新型コロナウイルスに起因したハラスメント(嫌がらせ)行為が横行している。身近で感染者が出たため中傷を受けたり、花粉症やぜんそくの人がせきをしただけでトラブルになったり。「ばいきん」のような扱いに多くの人が悲鳴を上げる。感染拡大を理由にした人員削減や内定取り消しといった労働にかかわる問題も切実だ。(桑村朋)
「ばいきん扱いされた」
「引っ越し業者からキャンセルされた」
「タクシーの乗車拒否にあった」
医師と看護師の感染が判明した北播磨総合医療センター(兵庫県小野市)。外来診療や新規入院を停止しているものの、センターの患者や職員、その家族に対する中傷や風評被害が相次いでいるという。
センターによると、「PCR検査を受けなければ出勤停止」と勤務先から告げられた職員の家族もいた。「ばいきん扱いされた人もいる。ウイルスへの恐怖も理解しているが、職員らは地域医療を守るために懸命に努力している。よく考えてほしい」と担当者。
同センターはホームページに「新型コロナウイルス感染症の影響による誹謗(ひぼう)中傷・風評被害について」とするコメントを掲載。一部被害についてはすでに行政に相談しているという。
偏見や思い込みに基づくハラスメント。新型コロナウイルスの感染拡大以降、SNSでは世間の冷たい目に悩む投稿も目立つ。
《花粉症のせきなのに怒られた》《感染者が出た町から通勤しているだけで感染を疑われた》。一連の行為を「コロナ・ハラスメント」と呼ぶ向きもある。
実際のトラブルもあった。福岡市営地下鉄では2月、マスクを着用せずせきをしたことをめぐり、隣同士に座っていた男性2人が言い合いになり、電車の運行に遅れが生じた。
出勤停止を強要
労働者の切実な相談も増えている。連合大阪(大阪市)では3月以降、例年の数倍にあたる電話相談が寄せられている。
新型コロナに関連した相談が増えているためで、異常なしと診断されたのに上司から「出勤するな」と言われた▽「有給休暇を取ると違法」と指摘された▽病院と掛け持ち勤務する保育士が「当面勤務を控えて」と告げられた-などのケースがあった。

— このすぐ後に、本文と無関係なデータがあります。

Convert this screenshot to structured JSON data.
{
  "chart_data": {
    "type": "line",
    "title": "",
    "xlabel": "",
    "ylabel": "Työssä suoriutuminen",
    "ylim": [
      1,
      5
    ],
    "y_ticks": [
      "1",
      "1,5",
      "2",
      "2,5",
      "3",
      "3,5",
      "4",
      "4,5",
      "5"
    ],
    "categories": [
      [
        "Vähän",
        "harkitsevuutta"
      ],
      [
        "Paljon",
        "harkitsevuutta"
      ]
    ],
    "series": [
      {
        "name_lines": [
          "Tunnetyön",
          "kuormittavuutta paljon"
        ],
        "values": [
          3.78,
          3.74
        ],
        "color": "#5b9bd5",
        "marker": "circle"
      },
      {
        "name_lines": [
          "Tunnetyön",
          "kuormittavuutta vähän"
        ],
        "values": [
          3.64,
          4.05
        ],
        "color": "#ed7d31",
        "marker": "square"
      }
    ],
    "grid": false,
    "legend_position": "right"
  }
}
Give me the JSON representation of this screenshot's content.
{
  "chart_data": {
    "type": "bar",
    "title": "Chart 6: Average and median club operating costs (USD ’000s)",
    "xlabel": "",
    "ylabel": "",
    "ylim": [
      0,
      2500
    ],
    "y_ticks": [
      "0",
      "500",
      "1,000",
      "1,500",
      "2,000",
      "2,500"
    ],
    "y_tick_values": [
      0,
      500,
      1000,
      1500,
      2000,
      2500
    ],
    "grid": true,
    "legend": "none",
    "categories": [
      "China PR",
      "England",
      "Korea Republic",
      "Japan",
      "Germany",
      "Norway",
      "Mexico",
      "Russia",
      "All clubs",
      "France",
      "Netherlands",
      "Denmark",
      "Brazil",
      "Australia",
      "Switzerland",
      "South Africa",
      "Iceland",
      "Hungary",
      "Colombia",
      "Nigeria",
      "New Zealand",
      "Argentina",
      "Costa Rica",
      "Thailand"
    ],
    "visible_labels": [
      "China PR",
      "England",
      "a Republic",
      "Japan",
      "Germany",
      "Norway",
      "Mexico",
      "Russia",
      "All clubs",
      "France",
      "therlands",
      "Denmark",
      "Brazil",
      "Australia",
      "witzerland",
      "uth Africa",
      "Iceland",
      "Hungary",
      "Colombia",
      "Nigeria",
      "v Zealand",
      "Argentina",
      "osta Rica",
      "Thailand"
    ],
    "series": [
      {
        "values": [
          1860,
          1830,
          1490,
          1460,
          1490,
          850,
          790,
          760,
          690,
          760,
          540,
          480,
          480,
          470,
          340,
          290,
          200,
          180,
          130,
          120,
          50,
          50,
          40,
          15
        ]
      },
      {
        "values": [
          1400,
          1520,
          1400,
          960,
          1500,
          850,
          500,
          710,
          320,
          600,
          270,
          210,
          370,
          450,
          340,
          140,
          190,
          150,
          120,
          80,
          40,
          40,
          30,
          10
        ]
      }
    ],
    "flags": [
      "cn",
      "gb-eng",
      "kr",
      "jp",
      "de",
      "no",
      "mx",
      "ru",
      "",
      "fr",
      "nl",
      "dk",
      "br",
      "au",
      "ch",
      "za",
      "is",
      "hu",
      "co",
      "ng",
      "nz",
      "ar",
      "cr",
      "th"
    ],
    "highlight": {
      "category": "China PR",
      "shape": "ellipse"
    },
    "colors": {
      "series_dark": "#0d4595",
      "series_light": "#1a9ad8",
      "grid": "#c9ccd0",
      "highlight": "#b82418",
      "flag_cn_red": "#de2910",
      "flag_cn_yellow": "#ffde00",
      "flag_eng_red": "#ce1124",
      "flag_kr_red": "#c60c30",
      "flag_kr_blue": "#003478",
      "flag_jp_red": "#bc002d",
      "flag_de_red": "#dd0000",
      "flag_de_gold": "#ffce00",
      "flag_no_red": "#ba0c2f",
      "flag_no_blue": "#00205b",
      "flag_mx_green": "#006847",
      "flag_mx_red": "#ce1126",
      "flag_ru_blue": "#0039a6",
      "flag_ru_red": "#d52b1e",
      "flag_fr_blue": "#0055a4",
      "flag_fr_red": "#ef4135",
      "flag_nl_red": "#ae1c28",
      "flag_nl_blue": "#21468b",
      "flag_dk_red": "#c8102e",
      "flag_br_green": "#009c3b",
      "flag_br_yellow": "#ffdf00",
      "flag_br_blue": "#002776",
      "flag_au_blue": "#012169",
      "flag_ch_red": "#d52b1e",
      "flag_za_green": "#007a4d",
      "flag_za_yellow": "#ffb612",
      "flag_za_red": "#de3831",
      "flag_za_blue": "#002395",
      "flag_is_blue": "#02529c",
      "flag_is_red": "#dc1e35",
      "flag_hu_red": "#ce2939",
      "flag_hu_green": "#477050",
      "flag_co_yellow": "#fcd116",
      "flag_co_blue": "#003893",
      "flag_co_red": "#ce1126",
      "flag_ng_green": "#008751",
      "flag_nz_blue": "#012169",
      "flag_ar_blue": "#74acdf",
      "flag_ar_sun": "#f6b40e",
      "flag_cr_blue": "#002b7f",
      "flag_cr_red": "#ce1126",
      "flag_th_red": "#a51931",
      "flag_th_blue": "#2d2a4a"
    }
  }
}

中でも目立ったのは派遣やパートなど非正規雇用者の相談。連合大阪の香川功副事務局長は「勝手に感染と疑い、出勤停止などを命じるのはあり得ない。新型コロナを理由にすれば何を言っても良いという風潮は非常に危険だ」と話した。
労働者も知識を
会社には労働者の安全配慮義務があり、ウイルス蔓延(まんえん)を防ぐ義務がある。同時に、ハラスメントやそれに近い行為から労働者を守り、誠実に対応する姿勢も求められる。
オンライン労働組合「みんなのユニオン」法律顧問の岡野武志弁護士によると、新型コロナの感染拡大を理由にした人員削減や内定取り消しの事例はすでに出ているという。
こうした会社側の判断が違法かどうかの線引きは難しいが、岡野氏は、その陰で違法な解雇などが横行する恐れがあるとも指摘。「労働者の側も日頃からネットなどで労働問題の情報を収集し、新型コロナに起因したハラスメントで損をしないよう基本知識をつけることが重要だ」としている。